Now, this is pretty fucking reprehensible. But it is possible to take this concept and ramp it up to a point where it moves beyond reprehensible to a level of redonkulousness worthy of a jaw-dropping, silent stare? I believe it is.

"I really thought this was a joke, but it’s not. WaMu’s final press release, before it sank beneath the waves: 'WaMu Recognized as Top Diverse Employer—Again... The Human Rights Campaign, the largest national gay, lesbian, bisexual and transgender (GLBT) civil rights organization, also awarded WaMu its second consecutive 100 percent score in the organization’s 2009 Corporate Equality Index (CEI), which measures progress in attaining equal rights for GLBT employees and consumers.'" - A post by Mark Krikorian at National Review Online.

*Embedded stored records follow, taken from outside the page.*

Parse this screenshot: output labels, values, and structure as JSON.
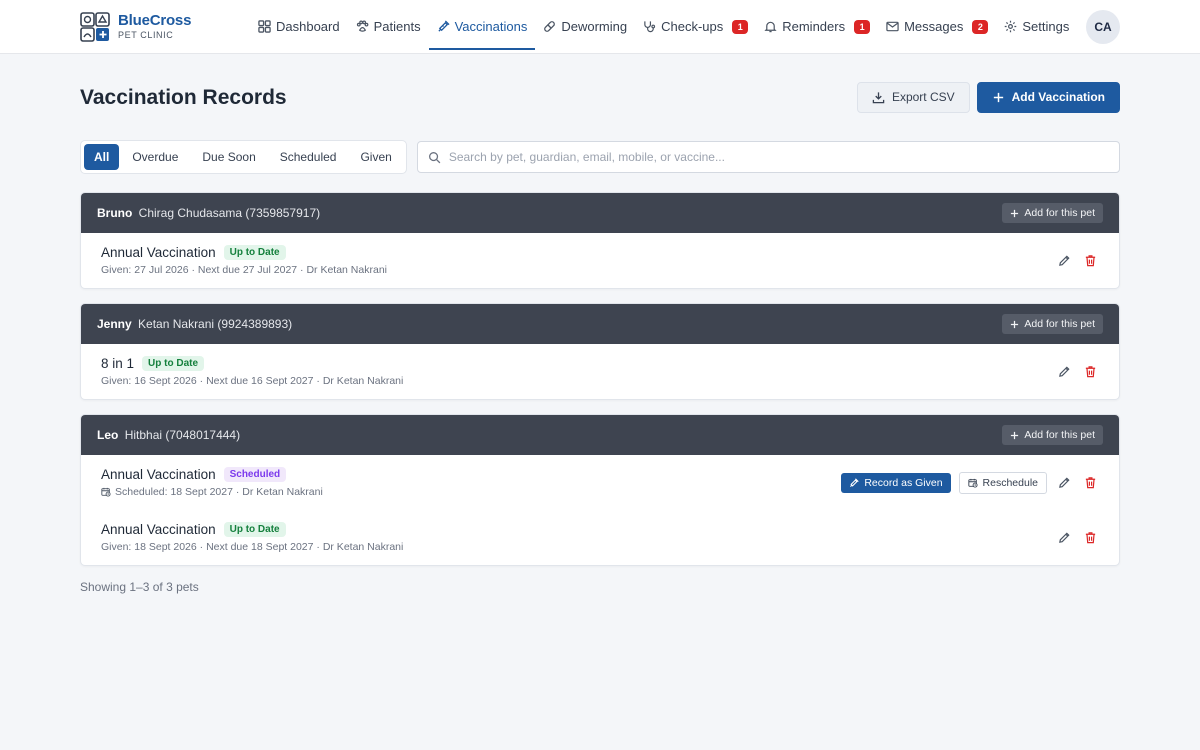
{
  "brand": {
    "name": "BlueCross",
    "subtitle": "PET CLINIC"
  },
  "nav": [
    {
      "label": "Dashboard",
      "icon": "grid-icon",
      "badge": ""
    },
    {
      "label": "Patients",
      "icon": "paw-icon",
      "badge": ""
    },
    {
      "label": "Vaccinations",
      "icon": "syringe-icon",
      "badge": "",
      "active": true
    },
    {
      "label": "Deworming",
      "icon": "pill-icon",
      "badge": ""
    },
    {
      "label": "Check-ups",
      "icon": "stethoscope-icon",
      "badge": "1"
    },
    {
      "label": "Reminders",
      "icon": "bell-icon",
      "badge": "1"
    },
    {
      "label": "Messages",
      "icon": "mail-icon",
      "badge": "2"
    },
    {
      "label": "Settings",
      "icon": "gear-icon",
      "badge": ""
    }
  ],
  "user": {
    "initials": "CA"
  },
  "page": {
    "title": "Vaccination Records",
    "export_label": "Export CSV",
    "add_label": "Add Vaccination"
  },
  "filters": {
    "tabs": [
      "All",
      "Overdue",
      "Due Soon",
      "Scheduled",
      "Given"
    ],
    "active": "All"
  },
  "search": {
    "placeholder": "Search by pet, guardian, email, mobile, or vaccine...",
    "value": ""
  },
  "groups": [
    {
      "pet": "Bruno",
      "owner": "Chirag Chudasama (7359857917)",
      "add_label": "Add for this pet",
      "records": [
        {
          "name": "Annual Vaccination",
          "status": "Up to Date",
          "status_type": "ok",
          "meta": "Given: 27 Jul 2026 · Next due 27 Jul 2027 · Dr Ketan Nakrani"
        }
      ]
    },
    {
      "pet": "Jenny",
      "owner": "Ketan Nakrani (9924389893)",
      "add_label": "Add for this pet",
      "records": [
        {
          "name": "8 in 1",
          "status": "Up to Date",
          "status_type": "ok",
          "meta": "Given: 16 Sept 2026 · Next due 16 Sept 2027 · Dr Ketan Nakrani"
        }
      ]
    },
    {
      "pet": "Leo",
      "owner": "Hitbhai (7048017444)",
      "add_label": "Add for this pet",
      "records": [
        {
          "name": "Annual Vaccination",
          "status": "Scheduled",
          "status_type": "sched",
          "meta": "Scheduled: 18 Sept 2027 · Dr Ketan Nakrani",
          "record_label": "Record as Given",
          "reschedule_label": "Reschedule"
        },
        {
          "name": "Annual Vaccination",
          "status": "Up to Date",
          "status_type": "ok",
          "meta": "Given: 18 Sept 2026 · Next due 18 Sept 2027 · Dr Ketan Nakrani"
        }
      ]
    }
  ],
  "footer": {
    "count_text": "Showing 1–3 of 3 pets"
  },
  "colors": {
    "primary": "#1e5aa0",
    "header_dark": "#3e4450",
    "danger": "#dc2626",
    "ok_text": "#15803d",
    "sched_text": "#7c3aed"
  }
}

Krikorian denied that he was implying Washington Mutual's diversity policies were the cause of its downfall - a claim that would be a lot easier to believe if I didn't now tell you the TITLE of his blog post: "Cause and Effect?". One thing you may notice about that title - it includes both the words "Cause" and "Effect", and references a common concept called "cause and effect" in which a cause leads directly to, or "causes", an effect. So, you know. Fuck his douchebag backpedaling right in its hate-hole.

If you're wondering why they're pulling this shit, it's very simple. They did it. They know they did it. They're pretty sure you know they did it, and they're pretty sure you're pissed off that they did it. And they're hoping to distract enough of us so that when we finally save up enough to head down to the hardware store for tar and pitchforks, they've got a chance in hell of surviving. It's a good strategy if you judge it on effectiveness and leave the ethical taint out of the equation entirely.

Oh, and when we suggest that maybe rich people are hurting poor people and should be stopped from doing that, you know what they call it? Class warfare. Thanks, douchebags!